Pembebasan bersyarat ini menuai sorotan publik. Praswad Nugraha, mantan penyidik senior Komisi Pemberantasan Korupsi (KPK), menilai bahwa pemberian remisi dan pembebasan bersyarat terhadap pelaku korupsi kelas berat harus dilakukan secara sangat selektif dan ketat.
Menurut Praswad, Setnov awalnya dijatuhi hukuman 15 tahun penjara pada 2018. Namun, perjalanan hukumannya diwarnai berbagai keringanan, mulai dari peninjauan kembali (PK) hingga akhirnya memperoleh pembebasan bersyarat.
“Akumulasi keringanan ini bisa menciptakan preseden buruk. Masyarakat bisa menafsirkan bahwa koruptor kelas berat pun bisa ‘mengakali’ sistem hukum untuk mendapatkan kebebasan lebih cepat,” ujarnya, Senin 18 Agustus 2025.
Ia menegaskan, tindak pidana korupsi yang dikategorikan sebagai extraordinary crime seharusnya diperlakukan berbeda dari kejahatan umum.
Praswad menilai bahwa syarat pembebasan bersyarat bagi terpidana korupsi harus jelas, transparan, dan akuntabel.
“Apakah pelaku telah kooperatif mengembalikan kerugian negara, menunjukkan penyesalan nyata, serta berkontribusi positif selama menjalani pidana? Itu harus menjadi indikator utama,” katanya.
Tanpa adanya standar ketat, lanjutnya, kebijakan ini berpotensi dipersepsikan sebagai kompromi terhadap kejahatan luar biasa.
Sementara itu, Wakil Ketua KPK Johanis Tanak menegaskan bahwa pemberian pembebasan bersyarat bukan kewenangan lembaganya.
“KPK hanya berwenang melakukan penyelidikan, penyidikan, penuntutan, dan eksekusi putusan pengadilan. Setelah itu, kewenangan sepenuhnya ada di Direktorat Pemasyarakatan (Ditjenpas),” ujar Tanak.
Ia menambahkan, polemik yang muncul akibat kebijakan bebas bersyarat memang tidak bisa dihindari. “Itu konsekuensi berbangsa dan bernegara.
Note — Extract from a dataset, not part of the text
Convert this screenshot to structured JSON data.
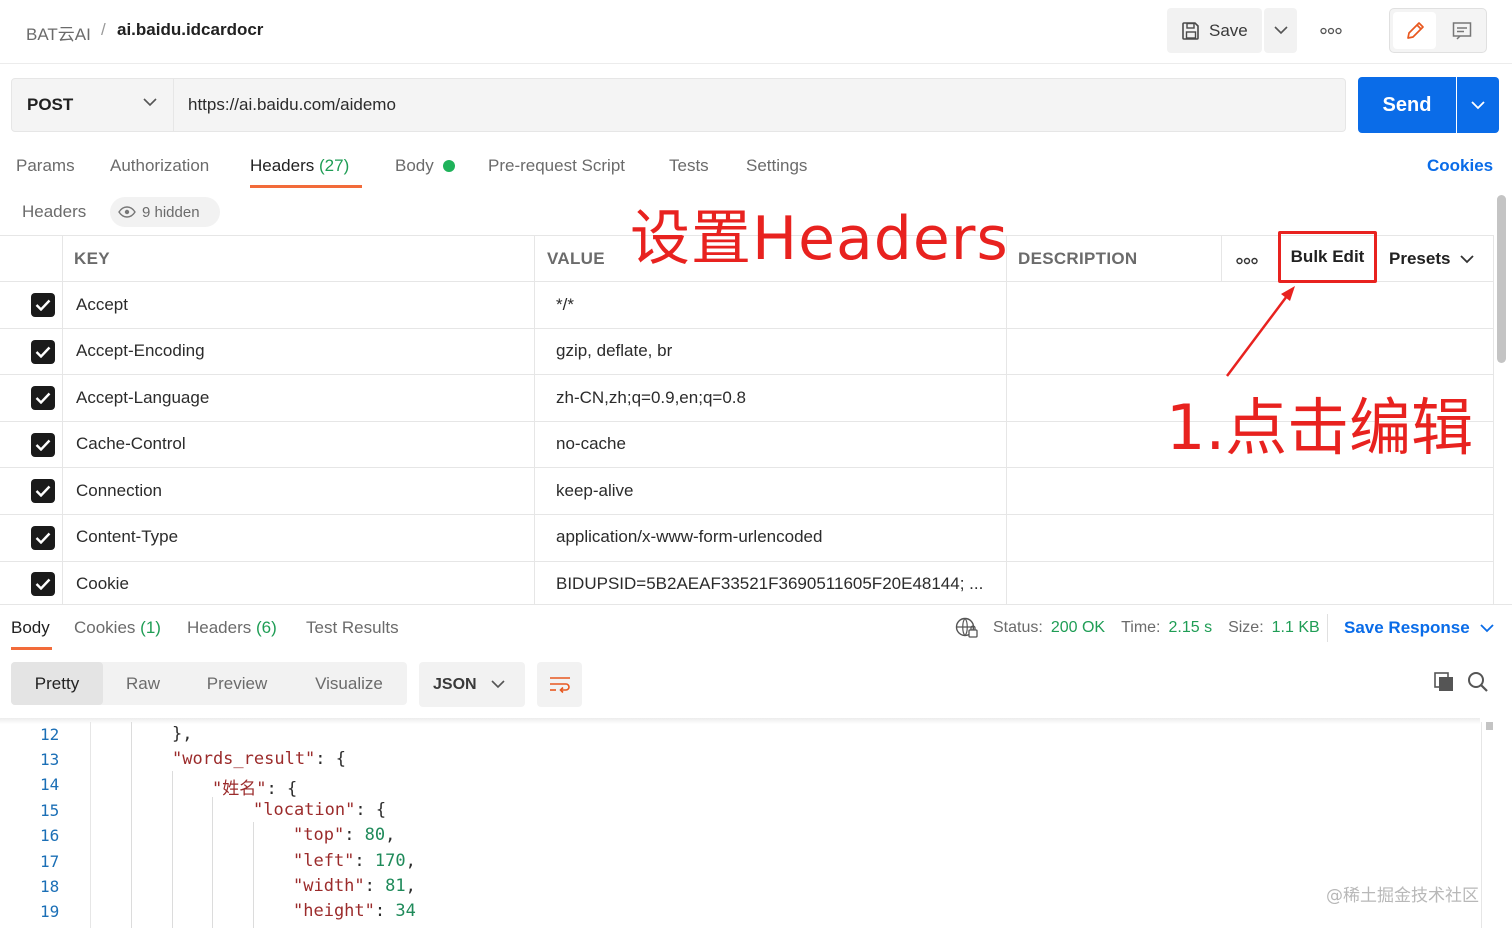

Ada yang setuju, ada juga yang tidak,” jelasnya.
Seperti diketahui, Setnov divonis bersalah dalam kasus korupsi pengadaan e-KTP dengan kerugian negara Rp2,3 triliun. Pada 2018, ia dijatuhi hukuman 15 tahun penjara, denda Rp500 juta, serta uang pengganti USD 7,3 juta (dikurangi Rp5 miliar yang dititipkan).